Storage platforms: The efficiency multiplier
Compute and cooling dominate the energy conversation in AI infrastructure. Storage tends to be an afterthought, but it shouldn’t be. And now we can safely say, not just “shouldn’t,” but “can’t.”
In AI-driven environments, enormous volumes of structured and unstructured data must be stored, accessed, combined, and moved constantly. At that scale, even small inefficiencies compound quickly. And the choice of storage architecture shapes energy consumption in ways that ripple across the entire data center—from direct power draw to cooling requirements to physical footprint.
Three advances in storage technology are making a measurable difference:
- Lower power consumption: The move from spinning hard disk drives (HDDs) to flash-based solid-state drives (SSDs) has dramatically reduced the energy required to store data.
- Improved hardware longevity: Flash-based systems can remain in service two to three times longer than their HDD predecessors—meaning fewer replacement cycles, less logistical overhead, and a smaller long-term footprint.
- Greater power density: Modern flash systems can store roughly 10 times more data in the same physical footprint as legacy alternatives. Fewer devices, fewer storage controllers, fewer enclosures—and significantly less energy required to power and cool them.
Everpure clients have already seen what this looks like in practice: Virgin Media O2 reported a 98% reduction in storage energy consumption after migrating to all-flash infrastructure. British Telecom saw reductions exceeding 90%. THG Ingenuity cut data center power consumption by 80% with no disruption to business operations.
As Lee describes it, the logic is similar to the transition to LED lightbulbs: A single swap doesn’t move the needle, but when enterprises across industries make the shift, the cumulative effect is transformative.
Energy intelligence as a competitive advantage
It’s tempting to frame energy intelligence as a sustainability story. But that framing undersells it.
The organizations building energy intelligence into their operations now are doing something more strategically important: They’re creating optionality. Every kilowatt saved on storage and cooling is capital that can be redirected into the next wave of AI innovation. Organizations that compute more while consuming less will have more room to scale, lower operating costs, and a structural advantage over competitors still running inefficient legacy infrastructure.
There’s also a resilience dimension.
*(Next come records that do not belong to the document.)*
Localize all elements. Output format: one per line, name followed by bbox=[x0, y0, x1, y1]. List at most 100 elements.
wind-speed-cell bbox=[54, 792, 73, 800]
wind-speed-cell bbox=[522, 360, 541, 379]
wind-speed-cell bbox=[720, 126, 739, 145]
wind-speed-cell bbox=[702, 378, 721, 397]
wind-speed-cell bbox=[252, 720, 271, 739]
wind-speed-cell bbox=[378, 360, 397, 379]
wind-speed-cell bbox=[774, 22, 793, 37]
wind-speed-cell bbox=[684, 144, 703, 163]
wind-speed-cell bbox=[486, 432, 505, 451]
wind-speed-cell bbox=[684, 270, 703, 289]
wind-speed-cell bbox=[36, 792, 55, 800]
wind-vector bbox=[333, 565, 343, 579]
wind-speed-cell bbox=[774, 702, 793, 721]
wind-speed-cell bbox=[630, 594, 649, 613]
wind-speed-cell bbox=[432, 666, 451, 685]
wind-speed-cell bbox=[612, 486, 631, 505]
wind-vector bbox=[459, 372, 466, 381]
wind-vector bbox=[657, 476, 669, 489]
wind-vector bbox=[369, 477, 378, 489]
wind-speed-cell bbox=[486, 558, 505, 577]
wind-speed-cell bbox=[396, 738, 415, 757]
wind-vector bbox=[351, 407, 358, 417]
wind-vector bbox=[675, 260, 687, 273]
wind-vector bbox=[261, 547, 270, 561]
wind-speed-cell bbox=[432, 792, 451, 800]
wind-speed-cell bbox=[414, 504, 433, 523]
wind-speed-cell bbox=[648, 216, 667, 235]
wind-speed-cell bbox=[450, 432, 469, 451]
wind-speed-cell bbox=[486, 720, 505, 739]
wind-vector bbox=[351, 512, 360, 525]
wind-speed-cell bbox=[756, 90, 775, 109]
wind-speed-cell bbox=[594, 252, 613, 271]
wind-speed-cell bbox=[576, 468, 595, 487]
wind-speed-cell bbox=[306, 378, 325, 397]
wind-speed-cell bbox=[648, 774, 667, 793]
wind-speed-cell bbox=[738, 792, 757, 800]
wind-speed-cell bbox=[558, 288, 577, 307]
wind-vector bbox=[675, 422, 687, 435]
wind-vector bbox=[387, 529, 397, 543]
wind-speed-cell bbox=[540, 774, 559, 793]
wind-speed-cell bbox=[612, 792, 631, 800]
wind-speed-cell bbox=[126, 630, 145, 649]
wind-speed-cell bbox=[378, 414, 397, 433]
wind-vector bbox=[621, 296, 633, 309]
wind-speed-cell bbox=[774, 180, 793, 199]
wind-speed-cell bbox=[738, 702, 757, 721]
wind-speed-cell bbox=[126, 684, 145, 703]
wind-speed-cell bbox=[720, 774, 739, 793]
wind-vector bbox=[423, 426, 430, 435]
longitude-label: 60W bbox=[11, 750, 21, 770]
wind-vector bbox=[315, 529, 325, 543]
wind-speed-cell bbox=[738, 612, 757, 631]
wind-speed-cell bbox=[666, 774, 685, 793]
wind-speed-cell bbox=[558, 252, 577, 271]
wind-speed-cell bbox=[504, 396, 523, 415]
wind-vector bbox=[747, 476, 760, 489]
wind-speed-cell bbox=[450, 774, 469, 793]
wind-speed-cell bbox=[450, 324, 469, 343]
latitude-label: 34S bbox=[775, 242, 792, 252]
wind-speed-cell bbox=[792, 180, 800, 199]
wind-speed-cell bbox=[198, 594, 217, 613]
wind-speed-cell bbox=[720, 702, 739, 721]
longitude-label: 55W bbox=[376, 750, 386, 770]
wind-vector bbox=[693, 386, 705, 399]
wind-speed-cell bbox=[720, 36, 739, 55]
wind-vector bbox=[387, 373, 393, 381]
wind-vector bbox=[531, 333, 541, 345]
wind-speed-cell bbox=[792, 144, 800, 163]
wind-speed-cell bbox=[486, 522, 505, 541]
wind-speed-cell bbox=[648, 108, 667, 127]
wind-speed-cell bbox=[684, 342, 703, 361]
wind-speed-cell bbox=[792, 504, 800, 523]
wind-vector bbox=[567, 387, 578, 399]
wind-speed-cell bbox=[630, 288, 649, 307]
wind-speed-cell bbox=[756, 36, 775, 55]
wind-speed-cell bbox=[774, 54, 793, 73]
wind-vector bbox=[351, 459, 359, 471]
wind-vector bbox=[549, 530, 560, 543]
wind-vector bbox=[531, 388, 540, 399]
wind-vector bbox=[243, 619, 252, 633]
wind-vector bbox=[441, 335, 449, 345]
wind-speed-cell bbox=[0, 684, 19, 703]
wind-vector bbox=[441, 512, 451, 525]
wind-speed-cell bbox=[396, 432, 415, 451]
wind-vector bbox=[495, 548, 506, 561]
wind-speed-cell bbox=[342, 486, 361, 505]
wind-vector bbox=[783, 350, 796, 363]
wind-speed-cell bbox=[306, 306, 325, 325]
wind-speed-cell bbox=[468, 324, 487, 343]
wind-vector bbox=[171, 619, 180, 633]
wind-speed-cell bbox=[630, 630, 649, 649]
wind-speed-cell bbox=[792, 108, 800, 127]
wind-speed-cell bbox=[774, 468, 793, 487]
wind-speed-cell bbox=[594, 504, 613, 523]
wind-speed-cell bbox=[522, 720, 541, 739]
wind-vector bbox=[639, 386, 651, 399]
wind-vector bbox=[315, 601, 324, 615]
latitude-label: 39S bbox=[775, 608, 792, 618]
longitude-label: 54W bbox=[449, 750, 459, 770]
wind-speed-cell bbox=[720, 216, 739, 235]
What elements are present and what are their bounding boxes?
As grid constraints tighten and cloud costs rise, companies with deep visibility into their energy footprint will be better equipped to keep their AI initiatives running—and better positioned to avoid the disruptions that will increasingly hit organizations that waited.
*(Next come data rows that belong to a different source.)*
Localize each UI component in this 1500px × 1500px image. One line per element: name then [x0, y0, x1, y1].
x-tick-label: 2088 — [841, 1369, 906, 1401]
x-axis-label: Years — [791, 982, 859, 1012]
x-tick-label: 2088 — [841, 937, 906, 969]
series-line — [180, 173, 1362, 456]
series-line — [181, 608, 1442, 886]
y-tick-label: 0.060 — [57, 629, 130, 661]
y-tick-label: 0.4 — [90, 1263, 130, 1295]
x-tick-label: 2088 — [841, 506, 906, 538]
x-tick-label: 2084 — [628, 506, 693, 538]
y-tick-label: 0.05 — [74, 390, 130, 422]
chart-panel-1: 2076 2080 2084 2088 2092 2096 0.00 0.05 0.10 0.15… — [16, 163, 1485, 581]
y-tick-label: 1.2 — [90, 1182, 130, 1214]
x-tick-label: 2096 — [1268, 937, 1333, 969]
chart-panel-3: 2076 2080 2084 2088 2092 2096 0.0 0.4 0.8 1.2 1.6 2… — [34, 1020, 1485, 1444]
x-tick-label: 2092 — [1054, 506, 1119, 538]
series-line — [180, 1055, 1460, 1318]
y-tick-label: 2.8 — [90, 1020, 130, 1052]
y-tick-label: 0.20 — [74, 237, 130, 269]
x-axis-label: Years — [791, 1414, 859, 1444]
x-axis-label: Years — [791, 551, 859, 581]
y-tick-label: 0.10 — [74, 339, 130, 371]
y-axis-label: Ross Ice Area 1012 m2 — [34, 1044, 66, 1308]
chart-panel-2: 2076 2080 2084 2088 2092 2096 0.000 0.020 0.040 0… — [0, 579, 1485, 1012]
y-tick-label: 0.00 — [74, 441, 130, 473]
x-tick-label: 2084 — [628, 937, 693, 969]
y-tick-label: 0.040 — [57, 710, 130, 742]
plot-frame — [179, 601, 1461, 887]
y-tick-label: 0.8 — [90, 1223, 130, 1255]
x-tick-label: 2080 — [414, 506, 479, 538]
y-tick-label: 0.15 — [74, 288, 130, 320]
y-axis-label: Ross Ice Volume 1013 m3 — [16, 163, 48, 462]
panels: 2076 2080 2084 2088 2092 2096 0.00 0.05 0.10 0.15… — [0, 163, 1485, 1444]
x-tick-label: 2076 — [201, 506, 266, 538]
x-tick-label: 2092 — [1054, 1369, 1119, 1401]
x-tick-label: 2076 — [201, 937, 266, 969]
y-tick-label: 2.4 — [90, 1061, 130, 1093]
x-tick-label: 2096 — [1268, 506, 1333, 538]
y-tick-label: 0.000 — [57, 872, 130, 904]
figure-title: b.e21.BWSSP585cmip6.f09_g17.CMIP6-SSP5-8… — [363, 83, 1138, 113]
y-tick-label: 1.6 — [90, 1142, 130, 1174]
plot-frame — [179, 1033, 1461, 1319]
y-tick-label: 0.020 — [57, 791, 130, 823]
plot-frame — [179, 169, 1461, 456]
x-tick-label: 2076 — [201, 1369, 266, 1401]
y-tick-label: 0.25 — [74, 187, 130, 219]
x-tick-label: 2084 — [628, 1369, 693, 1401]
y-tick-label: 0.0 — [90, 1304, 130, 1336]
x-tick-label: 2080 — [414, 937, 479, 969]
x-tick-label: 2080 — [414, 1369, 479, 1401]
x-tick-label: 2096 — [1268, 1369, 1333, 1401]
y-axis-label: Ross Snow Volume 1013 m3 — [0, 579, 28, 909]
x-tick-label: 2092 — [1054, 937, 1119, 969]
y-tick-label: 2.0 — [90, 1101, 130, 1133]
Reputation matters too. “It still matters to people that they’re consuming products and services from an organization that takes sustainability seriously,” says Everpure Field CTO for EMEA Patrick Smith. “A reputational component is probably where energy efficiency stands up best as a competitive advantage.”
The survey data makes the imperative clear:
- 74% of leaders are already working to optimize existing infrastructure
- 69% are partnering with energy-efficient cloud and storage providers
- More than half are implementing AI workload scheduling and investing in more efficient hardware
But for organizations still early in this journey, the starting point is measurement. You can’t optimize what you can’t see. Building the capability to track energy consumption by workload, by system, and across your full infrastructure stack—including third-party cloud and managed services, where 71% of executives say rising costs originate—is the foundation everything else depends on.
This Earth Day, the most meaningful thing an enterprise can do for the planet is to build the visibility to actually know where its energy is going and possess the infrastructure discipline to do something about it. The AI race is already underway. The organizations that win it won’t just be the ones who compute the most. They’ll be the ones who compute the most efficiently. Energy intelligence isn’t a sustainability initiative. It’s how you stay in the game.